I think I need to try it on familiar trails now.

Comments (18)

  1. $328, for the Cassette!

  2. The bar has been raised again (pricewise). Lets hope its performance justifies it.

  3. That is pretty ridiculous for a cassette given they’re a consumable item

  4. What are the ratios?
    (Not that I am likely to purchase such fippary but I’m interested in what gearing this system utilises?)

  5. Doh… in the other review a few items down – consider my wrists slapped.

  6. SO those are the prices in dollars… I dread to think what they will be in pounds, give the recent exchange rate fluctuations. That cassette will probably end up being £400+!

  7. I like the idea of 2×10 and it seems like its good stuff , but at those prices it will be staying put on my lottery winning dream bike. They have also introduced another BCD to make it even less compatible.

    In the current economic climate SLX with its compatibility, price and performance makes XX look a little bit irrelevant. This technology needs to trickle down fast.

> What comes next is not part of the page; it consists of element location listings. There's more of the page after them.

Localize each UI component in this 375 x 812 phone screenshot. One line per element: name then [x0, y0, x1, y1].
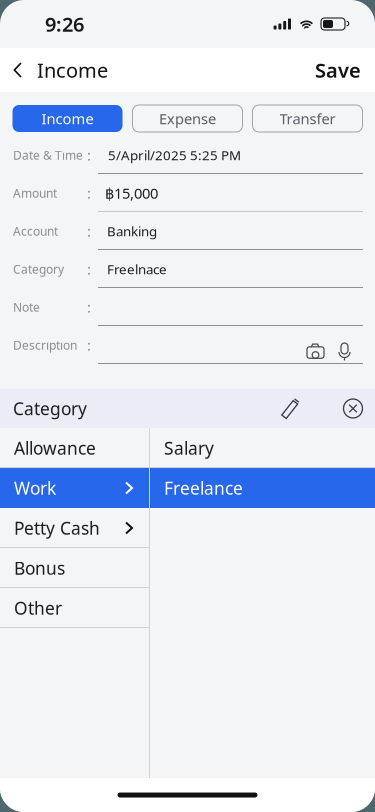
button[interactable]: Salary	[150, 428, 375, 468]
button[interactable]: Expense	[132, 105, 242, 132]
staticText: Date & Time	[13, 147, 83, 163]
staticText: Expense	[159, 109, 216, 128]
button[interactable]: Income	[0, 46, 108, 94]
button[interactable]: Income	[12, 105, 122, 132]
staticText: :	[87, 259, 91, 279]
staticText: Income	[42, 109, 94, 128]
button[interactable]: Allowance	[0, 428, 149, 468]
staticText: Salary	[164, 436, 214, 460]
staticText: Account	[13, 223, 58, 239]
button[interactable]: Bonus	[0, 548, 149, 588]
staticText: :	[87, 335, 91, 355]
staticText: Transfer	[280, 109, 336, 128]
button[interactable]: Save	[315, 46, 375, 94]
staticText: 9:26	[45, 11, 84, 37]
staticText: Save	[315, 57, 361, 83]
button[interactable]: Edit categories	[281, 398, 300, 420]
staticText: Income	[37, 57, 108, 83]
staticText: Petty Cash	[14, 516, 100, 540]
staticText: Work	[14, 476, 56, 500]
staticText: ฿15,000	[105, 183, 158, 203]
staticText: Bonus	[14, 556, 65, 580]
button[interactable]: Other	[0, 588, 149, 628]
staticText: Freelance	[164, 476, 243, 500]
button[interactable]: Add photo	[307, 326, 324, 371]
button[interactable]: Petty Cash	[0, 508, 149, 548]
staticText: Banking	[107, 222, 157, 240]
button[interactable]: Record voice note	[338, 326, 351, 371]
staticText: Other	[14, 596, 62, 620]
staticText: :	[87, 145, 91, 165]
staticText: :	[87, 297, 91, 317]
staticText: :	[87, 221, 91, 241]
staticText: Category	[13, 397, 87, 420]
staticText: :	[87, 183, 91, 203]
button[interactable]: Close	[300, 398, 375, 418]
staticText: Freelnace	[107, 260, 167, 278]
staticText: 5/April/2025 5:25 PM	[108, 146, 241, 164]
staticText: Allowance	[14, 436, 96, 460]
button[interactable]: Transfer	[252, 105, 362, 132]
button[interactable]: Work	[0, 468, 149, 508]
button[interactable]: Freelance	[150, 468, 375, 508]
staticText: Category	[13, 261, 64, 277]
staticText: Amount	[13, 185, 57, 201]
staticText: Description	[13, 337, 77, 353]
staticText: Note	[13, 299, 40, 315]
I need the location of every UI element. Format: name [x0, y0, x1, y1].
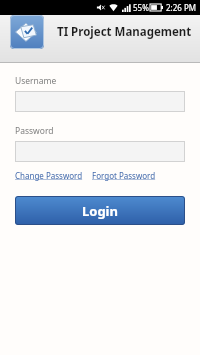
staticText: 55% — [133, 2, 149, 13]
button[interactable] — [15, 141, 185, 162]
staticText: TI Project Management — [57, 24, 192, 40]
staticText: Change Password — [15, 170, 83, 181]
staticText: Login — [82, 202, 118, 220]
button[interactable]: Change Password — [15, 170, 83, 181]
button[interactable]: Login — [15, 196, 185, 225]
staticText: 2:26 PM — [166, 2, 197, 13]
staticText: Password — [15, 125, 54, 137]
staticText: Forgot Password — [92, 170, 156, 181]
button[interactable] — [15, 91, 185, 112]
staticText: Username — [15, 75, 57, 87]
button[interactable]: Forgot Password — [92, 170, 156, 181]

    AdamM as a rough guide, divide the price by the current exchange rate and multiply it by 1.3 – 1.4 (tax and unspecified distributors costs) to get the UK price.

  8. Whith the cost of those cassettes, may be all the single speeders
    are right,

  9. Current dollar to pound is about 1.50 to the pound? so I guess he cassete will be £160.00? How Much XTR now with the price hikes? RRP £164.99 for XTR so seem about the same.

  10. $328/1.5 = £218

    £218 x 1.3 = £284

    Thats a lot

  11. f3ck my old boots………………………how much!!!!!

  12. cassette is CNCed from a solid billet! waste of time and money.
    a fool and his money, etc.

  13. It’s mountain bike?!?! not a F1 car lol
    Are there any manufacturers trying to bring prices down?
    The average mtber really doesn’t need this.

  14. Has anyone tried 2 x 9?

  15. Approximately £1400 for the whole set, so top end kit. A brave move in recessionary times.

  16. £1400 without the forks… Add another £1100 for the SIDs…

    It’s the F1 of groupsets, that’s the point of it – mushrooms.
    The average mountain biker isn’t going to need it, but the top-end racers, to whom it’s aimed, will need it.

  17. The group has obviously been in development longer than the prevailing financial climate came about. SRAM had probably already invested a large amount in design and tooling so no point holding it back. It’s probably the sort of kit that will mainly be seen on sponsored riders bikes and possibly top end amateurs who get kit at cost/discounted.

    For the average rider it will be the X9 & X7 iterations in a couple of years time that will be relevant to us normal bods.

    Why do it – to evolve, sell more kit to OEM and after market and to be ready for XTR Di2 when it hits in the next 12 to 18 months (my guess). Much like Campy producing the 11 speed road sets.

    All in my VERY humble opinion of course.